Rashid received master of science (1977) and doctoral (1980) degrees in computer science
from the University of Rochester. He graduated with honors in mathematics and comparative
literature from Stanford University in 1974.
Mozelle W. Thompson was sworn in as a Commissioner on the Federal Trade Commission December 17, 1997.
Mr. Thompson previously held the position of Principal Deputy Assistant Secretary at the Department of the Treasury where he was responsible for overseeing domestic spending and credit policies, including the operations of the Federal Financing Bank and the Office of Government Financing. Mr. Thompson was also responsible for creating the Office of Privatization, which among its activities provides guidance on the privatization of federal assets and operations, and for developing the financial assistance plan for the District of Columbia. Mr. Thompson was initially appointed Deputy Assistant Secretary in August 1993, and served as Principal Deputy Assistant Secretary from April 1996 until his appointment to the Commission.
Prior to joining the Treasury Department, Mr. Thompson served as Acting Executive Director and General Counsel to the New York State Finance Agency and its four sister corporations. Mr. Thompson also was an attorney with the New York firm of Skadden, Arps, Slate, Meagher and Flom.
Mr. Thompson is a graduate of Columbia College and Columbia Law School. He also holds an M.P.A. from Princeton University's Woodrow Wilson School of Public and International Affairs. After graduating law school, Mr. Thompson served as law clerk to U.S. District Court Judge William M. Hoeveler in Miami, Florida. He has been on the faculties of the Woodrow Wilson School and Fordham Law School, and has been an Irvine Foundation Visiting Scholar at Stanford Law School.
Mr. Thompson currently serves as Chairman of the Organization for Economic Cooperation and Development (OECD) Consumer Policy Committee where he also leads the United States delegation. Mr. Thompson was past president of the International Marketing Supervision Network (IMSN), an association of international consumer protection enforcement agencies.
Mr.
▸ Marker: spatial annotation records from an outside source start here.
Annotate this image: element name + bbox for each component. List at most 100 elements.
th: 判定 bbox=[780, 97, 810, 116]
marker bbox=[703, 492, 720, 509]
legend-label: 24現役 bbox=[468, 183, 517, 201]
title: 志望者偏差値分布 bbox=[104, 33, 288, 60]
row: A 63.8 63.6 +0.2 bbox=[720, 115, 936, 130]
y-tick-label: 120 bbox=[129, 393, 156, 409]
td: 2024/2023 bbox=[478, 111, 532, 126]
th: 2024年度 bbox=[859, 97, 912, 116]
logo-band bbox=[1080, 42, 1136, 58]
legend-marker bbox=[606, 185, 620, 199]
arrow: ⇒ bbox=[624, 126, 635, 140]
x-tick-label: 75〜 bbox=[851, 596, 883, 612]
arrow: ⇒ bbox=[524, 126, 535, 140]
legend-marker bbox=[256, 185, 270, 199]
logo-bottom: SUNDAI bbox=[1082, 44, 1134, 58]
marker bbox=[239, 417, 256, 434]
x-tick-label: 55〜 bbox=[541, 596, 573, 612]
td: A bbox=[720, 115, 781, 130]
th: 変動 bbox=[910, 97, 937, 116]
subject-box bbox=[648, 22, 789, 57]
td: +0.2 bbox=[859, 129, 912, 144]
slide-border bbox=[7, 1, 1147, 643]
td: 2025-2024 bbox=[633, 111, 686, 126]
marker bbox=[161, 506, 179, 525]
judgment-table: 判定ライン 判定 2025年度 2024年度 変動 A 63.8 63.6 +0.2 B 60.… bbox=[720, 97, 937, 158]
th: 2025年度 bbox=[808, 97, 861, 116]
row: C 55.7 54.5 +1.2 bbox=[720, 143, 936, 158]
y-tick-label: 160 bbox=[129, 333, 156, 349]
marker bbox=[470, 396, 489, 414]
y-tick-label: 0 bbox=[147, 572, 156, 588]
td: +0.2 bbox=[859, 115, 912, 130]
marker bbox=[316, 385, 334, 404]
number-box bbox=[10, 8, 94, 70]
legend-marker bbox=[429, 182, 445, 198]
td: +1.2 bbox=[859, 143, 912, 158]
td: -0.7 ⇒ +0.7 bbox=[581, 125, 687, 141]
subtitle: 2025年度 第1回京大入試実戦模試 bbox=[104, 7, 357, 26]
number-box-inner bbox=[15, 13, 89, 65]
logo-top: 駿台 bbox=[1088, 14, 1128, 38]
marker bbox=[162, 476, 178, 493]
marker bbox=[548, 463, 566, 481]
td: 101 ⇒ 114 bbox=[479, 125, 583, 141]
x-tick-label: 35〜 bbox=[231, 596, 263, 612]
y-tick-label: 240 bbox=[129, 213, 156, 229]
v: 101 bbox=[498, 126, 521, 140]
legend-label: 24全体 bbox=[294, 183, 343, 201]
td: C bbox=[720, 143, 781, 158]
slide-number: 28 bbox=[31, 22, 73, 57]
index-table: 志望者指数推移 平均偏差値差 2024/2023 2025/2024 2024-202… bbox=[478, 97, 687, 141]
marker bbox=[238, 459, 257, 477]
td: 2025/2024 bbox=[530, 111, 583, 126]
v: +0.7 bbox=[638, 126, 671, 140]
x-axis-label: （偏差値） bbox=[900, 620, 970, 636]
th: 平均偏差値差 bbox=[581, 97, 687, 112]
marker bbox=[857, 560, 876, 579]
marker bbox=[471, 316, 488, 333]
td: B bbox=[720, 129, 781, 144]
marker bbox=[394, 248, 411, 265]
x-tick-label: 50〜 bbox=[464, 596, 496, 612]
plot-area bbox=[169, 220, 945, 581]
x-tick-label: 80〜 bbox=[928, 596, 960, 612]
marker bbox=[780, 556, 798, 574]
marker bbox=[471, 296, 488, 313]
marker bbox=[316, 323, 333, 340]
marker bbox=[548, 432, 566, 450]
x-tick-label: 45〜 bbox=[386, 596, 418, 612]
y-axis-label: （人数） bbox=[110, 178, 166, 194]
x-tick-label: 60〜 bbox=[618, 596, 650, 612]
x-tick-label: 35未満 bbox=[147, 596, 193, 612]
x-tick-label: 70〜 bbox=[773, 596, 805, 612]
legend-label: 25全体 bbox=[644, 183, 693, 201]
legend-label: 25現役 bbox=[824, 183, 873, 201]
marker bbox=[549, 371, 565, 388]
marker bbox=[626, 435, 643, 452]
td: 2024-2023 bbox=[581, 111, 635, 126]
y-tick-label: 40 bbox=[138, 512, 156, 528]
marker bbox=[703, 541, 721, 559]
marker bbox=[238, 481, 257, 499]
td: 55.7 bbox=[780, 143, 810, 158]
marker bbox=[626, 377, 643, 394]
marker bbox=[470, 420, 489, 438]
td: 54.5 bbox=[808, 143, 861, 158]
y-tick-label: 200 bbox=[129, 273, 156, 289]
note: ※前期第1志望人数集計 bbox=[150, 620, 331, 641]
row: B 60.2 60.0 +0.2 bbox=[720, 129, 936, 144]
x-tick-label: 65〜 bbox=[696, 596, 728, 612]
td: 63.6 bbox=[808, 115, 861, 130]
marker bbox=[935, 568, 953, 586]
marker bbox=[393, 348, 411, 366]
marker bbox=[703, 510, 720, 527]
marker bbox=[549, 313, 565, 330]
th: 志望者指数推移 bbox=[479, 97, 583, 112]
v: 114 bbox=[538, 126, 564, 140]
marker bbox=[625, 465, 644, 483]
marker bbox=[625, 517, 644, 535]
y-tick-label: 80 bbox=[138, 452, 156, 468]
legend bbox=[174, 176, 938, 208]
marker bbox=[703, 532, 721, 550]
Thompson has been active in a number of professional and civic organizations, including the Association of Black Princeton Alumni and the Executive Board of Practicing Attorneys for Law Students, a mentoring organization assisting African-American and Latino law students. He is presently Vice President of the Columbia College Alumni Association, and is a member of the bar in New York State and the District of Columbia.
Mr. Thompson was born in Pittsburgh, Pennsylvania, and is the son of Charles and Eiko Suzaki Thompson of West Babylon, New York.